Прочно же вошел в сердца людей этот человек, приехавший на далекие острова из срединной России, этот смоленский плотник, привыкший украшать землю домами, садами, этот коммунист-жизнелюб… Я вижу белеющую в темноте книжную полку. Сейчас она пуста, но скоро на ней снова появятся книги. Каков будет их владелец? Пусть полюбит суровую островную землю, как любил ее Николаич…
Утром возвращаемся на корабль. Он снимается с якоря и уходит к северной оконечности острова, к мысу Юшчна.
Юшин, подштурман у Беринга, первым обнаружил на острове котиковое лежбище. До этого моряки со «Святого Петра», чтобы раздобыть пищу, били каланов и сивучей, а шкуры каланов, или морских выдр, нежнейшие пушистые шкуры — «мягкий бриллиант», приберегали до того счастливого дня, когда приплывут на материк. Весной, бродя по острову, Юшин наткнулся еще и на котиков, ушастых тюленей. Убил двоих. Приволок в лагерь. Мясо оказалось невкусным, а шкуры были отменно хороши, чуть погрубее, чем у каланов. Вот эти-то чудесные меха, привезенные на Камчатку моряками экспедиции Беринга, и вскружили головы промысловикам. Все, кто могли и на чем могли, ринулись на острова бить зверя. Началось побоище, которое длилось многие годы. Тут приложили свою руку и русские купцы-стяжатели, и американский торговый дом «Гутчисон, Кооль и компания», арендовавший острова в конце прошлого века, и японцы — владельцы шхун, тайком подбиравшиеся к лежбищам. Истребляли зверя нещадно, варварски и, наверно, вовсе извели бы со свету, если б не новый хозяин — Советская власть. Каланов, которых оставалась какая-нибудь сотня, этот хозяин совсем запретил бить, а котиков разрешил промышлять лишь по строгому расчету — так, чтобы стадо прибавлялось год от году.
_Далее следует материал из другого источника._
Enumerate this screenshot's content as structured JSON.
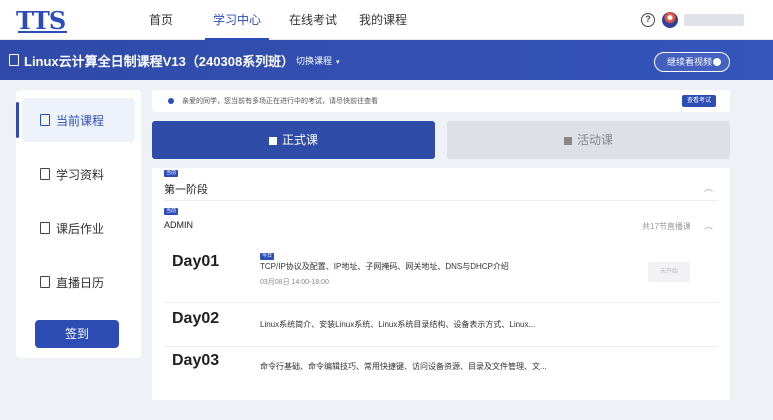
{
  "topnav": {
    "logo": "TTS",
    "items": [
      {
        "label": "首页"
      },
      {
        "label": "学习中心"
      },
      {
        "label": "在线考试"
      },
      {
        "label": "我的课程"
      }
    ],
    "help_symbol": "?"
  },
  "banner": {
    "course_title": "Linux云计算全日制课程V13（240308系列班）",
    "switch_label": "切换课程",
    "switch_caret": "▾",
    "watch_label": "继续看视频"
  },
  "sidebar": {
    "items": [
      {
        "label": "当前课程",
        "icon": "book-icon"
      },
      {
        "label": "学习资料",
        "icon": "document-icon"
      },
      {
        "label": "课后作业",
        "icon": "edit-icon"
      },
      {
        "label": "直播日历",
        "icon": "calendar-icon"
      }
    ],
    "sign_button": "签到"
  },
  "notice": {
    "text": "亲爱的同学，您当前有多场正在进行中的考试，请尽快前往查看",
    "button": "查看考试"
  },
  "tabs": {
    "formal": "正式课",
    "activity": "活动课"
  },
  "schedule": {
    "stage_tag": "当前",
    "stage_title": "第一阶段",
    "module_tag": "当前",
    "module_title": "ADMIN",
    "lesson_count": "共17节直播课",
    "chevron_up": "︿",
    "days": [
      {
        "day": "Day01",
        "tag": "今日",
        "topic": "TCP/IP协议及配置、IP地址、子网掩码、网关地址、DNS与DHCP介绍",
        "time": "03月08日 14:00-18:00",
        "status": "未开始"
      },
      {
        "day": "Day02",
        "topic": "Linux系统简介、安装Linux系统、Linux系统目录结构、设备表示方式、Linux..."
      },
      {
        "day": "Day03",
        "topic": "命令行基础、命令编辑技巧、常用快捷键、访问设备资源、目录及文件管理、文..."
      }
    ]
  },
  "colors": {
    "primary": "#2c4db8",
    "banner": "#3050b0",
    "page_bg": "#eef1f6"
  }
}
Котик — зверь путешествующий. Он плывет на летнее лежбище из южных краев… Первыми весна приводит к Командорам секачей, старых могучих самцов, которые набрались в теплых морях сил для предстоящих схваток. А бои вспыхивают между секачами сразу же, как только они вылезают на берег. Бои за место у моря, за лучшее место, за то, которое ближе к воде. Секач, схватив другого «за грудки», старается перебросить его через голову. Арбитра тут нет, правила борьбы отсутствуют. Отбросив соперника, расправившись с ним и сам окровавленный, зверь уже никому не уступит отвоеванного куска земли. Впереди немало сражений. Подходят с моря самки. Их перехватывают еще в воде. Бывает, что, вцепившись в самку и не желая уступить ее, два конкурента разрывают несчастную пополам: ни тебе, ни мне. Так идет формирование семей. А живут котики гаремами, и в выгоде оказывается тот, кто ближе к морю, кто обосновался на самом перехвате. Такому удается сколотить семью побольше. У иного расторопного секача до сотни жен. А есть неудачники: отбросили его далеко от воды, и он с трудом набрал какой-нибудь десяток наложниц. Схватки за подруг не утихают. Уберечь гарем от разгрома можно только ценой крови. Повелитель не знает покоя. Семья его все лето нежится на солнце, принимает морские ванны, а он за все лето, до глубокой осени, ни разу не сойдет к воде даже на солнцепеке, маковой росинки не примет. Он не может покинуть цитадели, у которой нет ни рва, ни ограды и которую он должен защищать от посягательств соперников только телом своим…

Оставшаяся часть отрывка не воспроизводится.